There are other examples at other agencies, Dodaro said. But it’s this kind of confusion and misunderstanding that Congress could help clarify, he added.

Agency IT acquisitions also deserve some attention from Congress, said Dodaro, who described the dependence on legacy IT as “a millstone around the agencies’ neck[s].”

Agencies spend about $80 billion on IT, and the majority of that spend goes toward supporting and patching legacy systems.

Dodaro said he’s concerned by the level of authority that chief information officers have on their agencies’ IT decisions and procurements, which was supposed to be a key aspect of the Federal IT Acquisition Reform Act (FITARA).

“That’s a little bit of a mixed record so far,” Dodaro said. “We’re looking at that. That requires some more oversight by the Congress. Also data center consolidations were supposed and lead to cost savings. So far it’s been a couple billion dollars, but there’s more to be there. The agencies aren’t setting aggressive numbers. We think there could more savings in data center consolidations.”

Sen. Mike Enzi (R-Wyo.) suggested the compensation disparities the Congressional Budget Office found between federal employees and private sector workers may be one area where the government could find some cost savings.
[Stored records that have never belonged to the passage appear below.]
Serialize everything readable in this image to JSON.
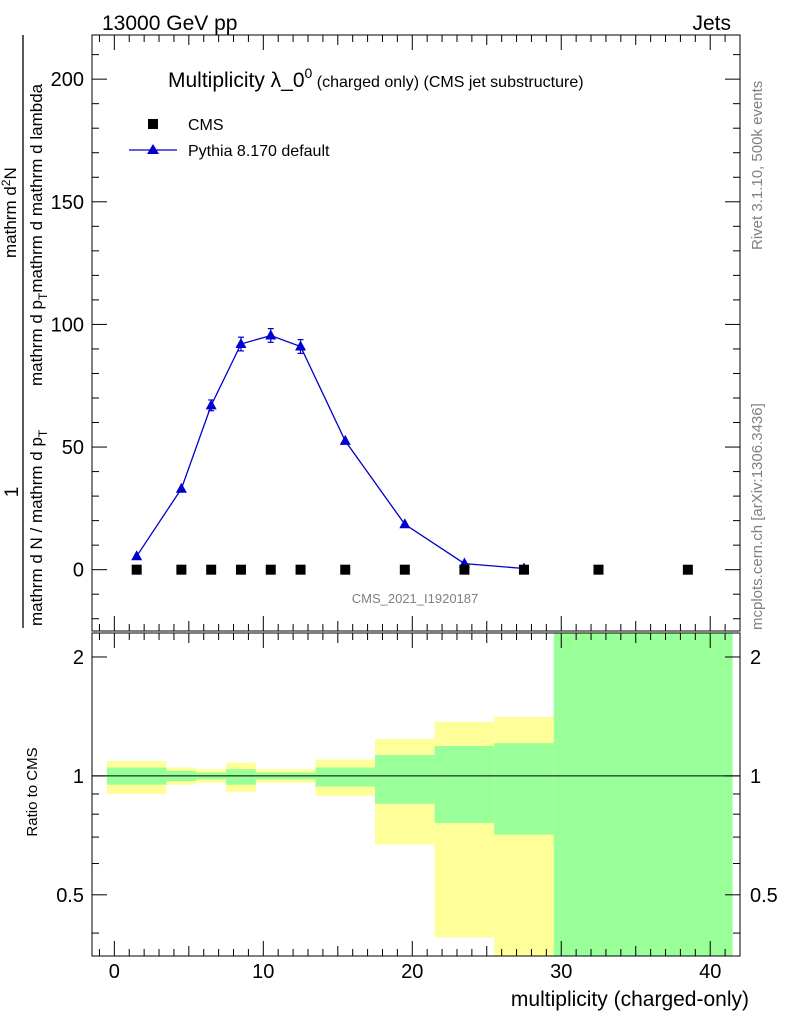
{
  "header": {
    "left": "13000 GeV pp",
    "right": "Jets"
  },
  "side": {
    "rivet": "Rivet 3.1.10,  500k events",
    "mcplots": "mcplots.cern.ch [arXiv:1306.3436]"
  },
  "chart_data": [
    {
      "type": "line",
      "title_main": "Multiplicity λ_0",
      "title_sup": "0",
      "title_tail": " (charged only) (CMS jet substructure)",
      "watermark": "CMS_2021_I1920187",
      "ylabel_parts": {
        "one": "1",
        "frac_num": "mathrm dN / mathrm d p",
        "frac_den": "mathrm d N / mathrm d p",
        "mid": "mathrm d p",
        "sub_T": "T",
        "dN": "mathrm d",
        "sup_2": "2",
        "N": "N",
        "lambda_tail": " mathrm d lambda"
      },
      "xlim": [
        -1.5,
        42
      ],
      "ylim": [
        -25,
        218
      ],
      "yticks": [
        0,
        50,
        100,
        150,
        200
      ],
      "legend": [
        {
          "name": "CMS",
          "marker": "square",
          "color": "#000000"
        },
        {
          "name": "Pythia 8.170 default",
          "marker": "triangle",
          "color": "#0000cc"
        }
      ],
      "series": [
        {
          "name": "CMS",
          "x": [
            1.5,
            4.5,
            6.5,
            8.5,
            10.5,
            12.5,
            15.5,
            19.5,
            23.5,
            27.5,
            32.5,
            38.5
          ],
          "y": [
            0,
            0,
            0,
            0,
            0,
            0,
            0,
            0,
            0,
            0,
            0,
            0
          ]
        },
        {
          "name": "Pythia 8.170 default",
          "x": [
            1.5,
            4.5,
            6.5,
            8.5,
            10.5,
            12.5,
            15.5,
            19.5,
            23.5,
            27.5
          ],
          "y": [
            5.5,
            33,
            67,
            92,
            95.5,
            91,
            52.5,
            18.5,
            2.5,
            0.5
          ],
          "err": [
            0.5,
            1.2,
            2.2,
            2.8,
            2.8,
            2.8,
            1.2,
            0.8,
            0.3,
            0.1
          ]
        }
      ]
    },
    {
      "type": "area",
      "ylabel": "Ratio to CMS",
      "xlabel": "multiplicity (charged-only)",
      "xlim": [
        -1.5,
        42
      ],
      "ylim": [
        0.35,
        2.3
      ],
      "yticks": [
        0.5,
        1,
        2
      ],
      "ytick_labels": [
        "0.5",
        "1",
        "2"
      ],
      "xticks": [
        0,
        10,
        20,
        30,
        40
      ],
      "xtick_labels": [
        "0",
        "10",
        "20",
        "30",
        "40"
      ],
      "colors": {
        "stat": "#99ff99",
        "total": "#ffff99"
      },
      "bands": [
        {
          "x0": -0.5,
          "x1": 3.5,
          "yellow": [
            0.9,
            1.09
          ],
          "green": [
            0.95,
            1.05
          ]
        },
        {
          "x0": 3.5,
          "x1": 5.5,
          "yellow": [
            0.95,
            1.05
          ],
          "green": [
            0.97,
            1.03
          ]
        },
        {
          "x0": 5.5,
          "x1": 7.5,
          "yellow": [
            0.96,
            1.04
          ],
          "green": [
            0.98,
            1.02
          ]
        },
        {
          "x0": 7.5,
          "x1": 9.5,
          "yellow": [
            0.91,
            1.08
          ],
          "green": [
            0.95,
            1.04
          ]
        },
        {
          "x0": 9.5,
          "x1": 11.5,
          "yellow": [
            0.96,
            1.04
          ],
          "green": [
            0.98,
            1.02
          ]
        },
        {
          "x0": 11.5,
          "x1": 13.5,
          "yellow": [
            0.96,
            1.04
          ],
          "green": [
            0.98,
            1.02
          ]
        },
        {
          "x0": 13.5,
          "x1": 17.5,
          "yellow": [
            0.89,
            1.1
          ],
          "green": [
            0.94,
            1.05
          ]
        },
        {
          "x0": 17.5,
          "x1": 21.5,
          "yellow": [
            0.67,
            1.24
          ],
          "green": [
            0.85,
            1.13
          ]
        },
        {
          "x0": 21.5,
          "x1": 25.5,
          "yellow": [
            0.39,
            1.37
          ],
          "green": [
            0.76,
            1.19
          ]
        },
        {
          "x0": 25.5,
          "x1": 29.5,
          "yellow": [
            0.35,
            1.41
          ],
          "green": [
            0.71,
            1.21
          ]
        },
        {
          "x0": 29.5,
          "x1": 41.5,
          "yellow": [
            0.35,
            2.3
          ],
          "green": [
            0.35,
            2.3
          ]
        }
      ]
    }
  ]
}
“As we run out of money in the federal government, our pensions, our employees’ pensions, the [executive] branch’s pensions, your pensions aren’t really guaranteed, so we need to be taking a look at the entire pension system for the federal government,” he said. “I guess that would include the military as well.”

Government spends roughly one-fifth of discretionary spending on personnel, Enzi said.

The House Oversight and Government Reform Committee also examined the report’s findings this week. Lawmakers suggested that changes to the civil service system are coming.